LogRhythm delivers an enterprise-class Security Intelligence Platform for managed service provider (MSP/MSSPs) that empowers organizations around the globe to rapidly detect, respond to and neutralize damaging cyber threats. Our platform unifies next-generation SIEM, log management, network and endpoint forensics, and advanced security analytics.
Next Generation SIEM LogRhythm is the only SIEM designed to support the end-to-end threat detection and response workflow—what we call Threat Lifecycle Management™. Realize streamlined operations and lower total cost of ownership with our unified platform features:
- Automated Machine Analytics
- High Performance Log Management
- Network and Endpoint Monitoring
SmartResponse SmartResponse™ uniquely enables automated incident response.
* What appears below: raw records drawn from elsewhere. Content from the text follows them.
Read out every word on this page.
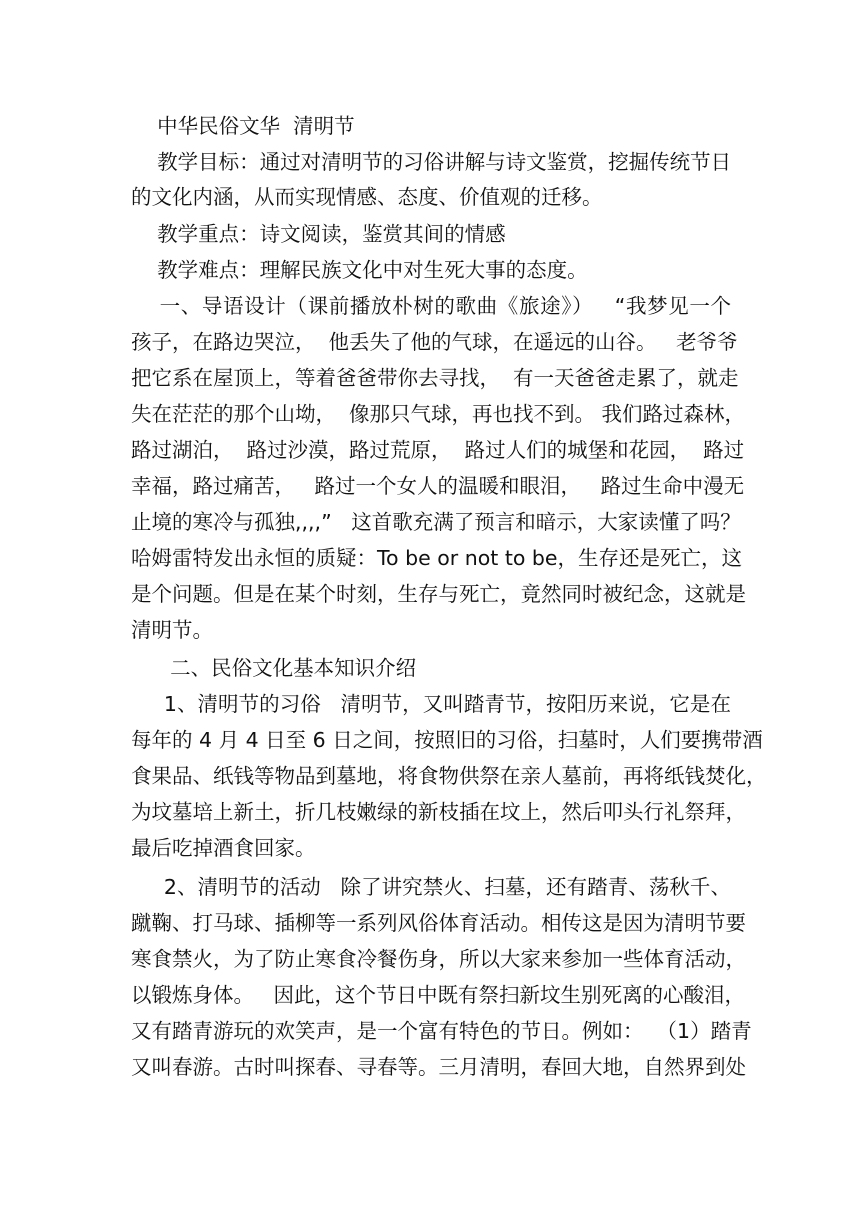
中华民俗文华  清明节
教学目标：通过对清明节的习俗讲解与诗文鉴赏，挖掘传统节日
的文化内涵，从而实现情感、态度、价值观的迁移。
教学重点：诗文阅读，鉴赏其间的情感
教学难点：理解民族文化中对生死大事的态度。
一、导语设计（课前播放朴树的歌曲《旅途》）   “我梦见一个
孩子，在路边哭泣，  他丢失了他的气球，在遥远的山谷。   老爷爷
把它系在屋顶上，等着爸爸带你去寻找，  有一天爸爸走累了，就走
失在茫茫的那个山坳，  像那只气球，再也找不到。 我们路过森林，
路过湖泊，  路过沙漠，路过荒原，  路过人们的城堡和花园，  路过
幸福，路过痛苦，   路过一个女人的温暖和眼泪，   路过生命中漫无
止境的寒冷与孤独,,,,”   这首歌充满了预言和暗示，大家读懂了吗？
哈姆雷特发出永恒的质疑：To be or not to be，生存还是死亡，这
是个问题。但是在某个时刻，生存与死亡，竟然同时被纪念，这就是
清明节。
二、民俗文化基本知识介绍
1、清明节的习俗   清明节，又叫踏青节，按阳历来说，它是在
每年的 4 月 4 日至 6 日之间，按照旧的习俗，扫墓时，人们要携带酒
食果品、纸钱等物品到墓地，将食物供祭在亲人墓前，再将纸钱焚化，
为坟墓培上新土，折几枝嫩绿的新枝插在坟上，然后叩头行礼祭拜，
最后吃掉酒食回家。
2、清明节的活动   除了讲究禁火、扫墓，还有踏青、荡秋千、
蹴鞠、打马球、插柳等一系列风俗体育活动。相传这是因为清明节要
寒食禁火，为了防止寒食冷餐伤身，所以大家来参加一些体育活动，
以锻炼身体。   因此，这个节日中既有祭扫新坟生别死离的心酸泪，
又有踏青游玩的欢笑声，是一个富有特色的节日。例如：  （1）踏青
又叫春游。古时叫探春、寻春等。三月清明，春回大地，自然界到处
It also allows semi-automated, approval-based operation so users can review the situation before countermeasures are executed. LogRhythm reduces the time needed to perform common investigation and mitigation steps, preventing high-risk compromises from snowballing. Examples include triggering a vulnerability scan on a suspect endpoint, and more drastic measures such as quarantining a compromised endpoint or disabling a suspect user account. Incident response teams are empowered with pre- packaged and customizable plug-ins, which can reduce time to respond from days to minutes. SmartResponse use case examples include:
• Endpoint Quarantine: Identify the network port where a suspicious device is located and disable the port/device.
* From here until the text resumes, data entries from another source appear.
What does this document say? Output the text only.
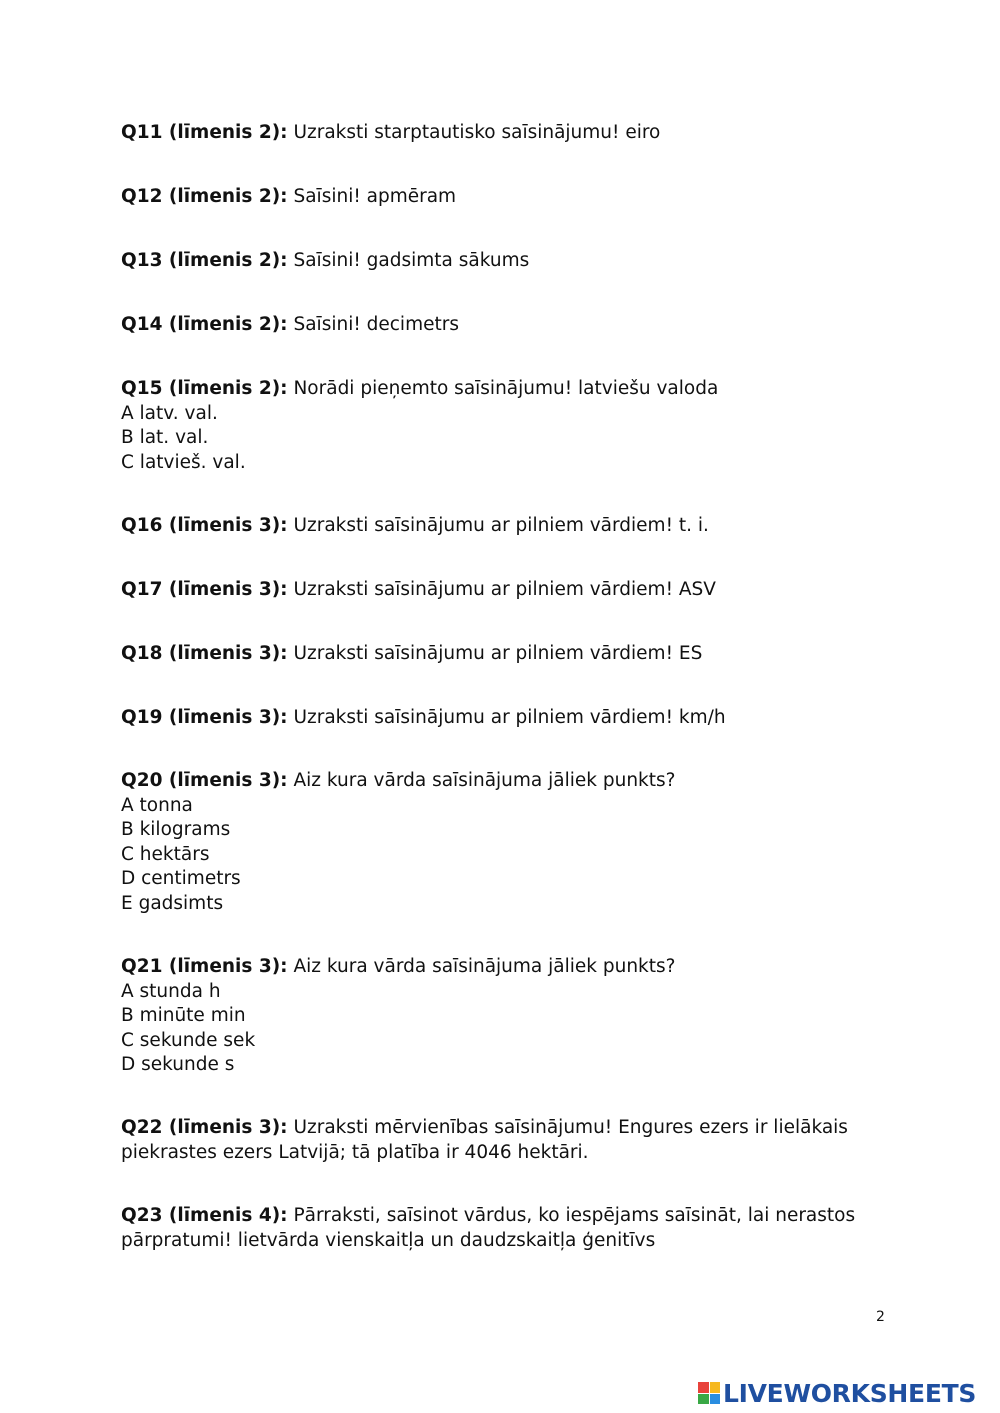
Q11 (līmenis 2): Uzraksti starptautisko saīsinājumu! eiro
Q12 (līmenis 2): Saīsini! apmēram
Q13 (līmenis 2): Saīsini! gadsimta sākums
Q14 (līmenis 2): Saīsini! decimetrs
Q15 (līmenis 2): Norādi pieņemto saīsinājumu! latviešu valoda
A latv. val.
B lat. val.
C latvieš. val.
Q16 (līmenis 3): Uzraksti saīsinājumu ar pilniem vārdiem! t. i.
Q17 (līmenis 3): Uzraksti saīsinājumu ar pilniem vārdiem! ASV
Q18 (līmenis 3): Uzraksti saīsinājumu ar pilniem vārdiem! ES
Q19 (līmenis 3): Uzraksti saīsinājumu ar pilniem vārdiem! km/h
Q20 (līmenis 3): Aiz kura vārda saīsinājuma jāliek punkts?
A tonna
B kilograms
C hektārs
D centimetrs
E gadsimts
Q21 (līmenis 3): Aiz kura vārda saīsinājuma jāliek punkts?
A stunda h
B minūte min
C sekunde sek
D sekunde s
Q22 (līmenis 3): Uzraksti mērvienības saīsinājumu! Engures ezers ir lielākais piekrastes ezers Latvijā; tā platība ir 4046 hektāri.
Q23 (līmenis 4): Pārraksti, saīsinot vārdus, ko iespējams saīsināt, lai nerastos pārpratumi! lietvārda vienskaitļa un daudzskaitļa ģenitīvs
2
LIVEWORKSHEETS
• Suspend Users: If an account compromise is suspected, halt a user’s account access—no matter what device they use.
• Collect Machine Data: In the case of malware, SmartResponse can gather forensic data from the suspect endpoint.
• Suspend Network Access: If data exfiltration is occurring, the incident response team can kill the connection by updating the access control list used by corporate firewalls.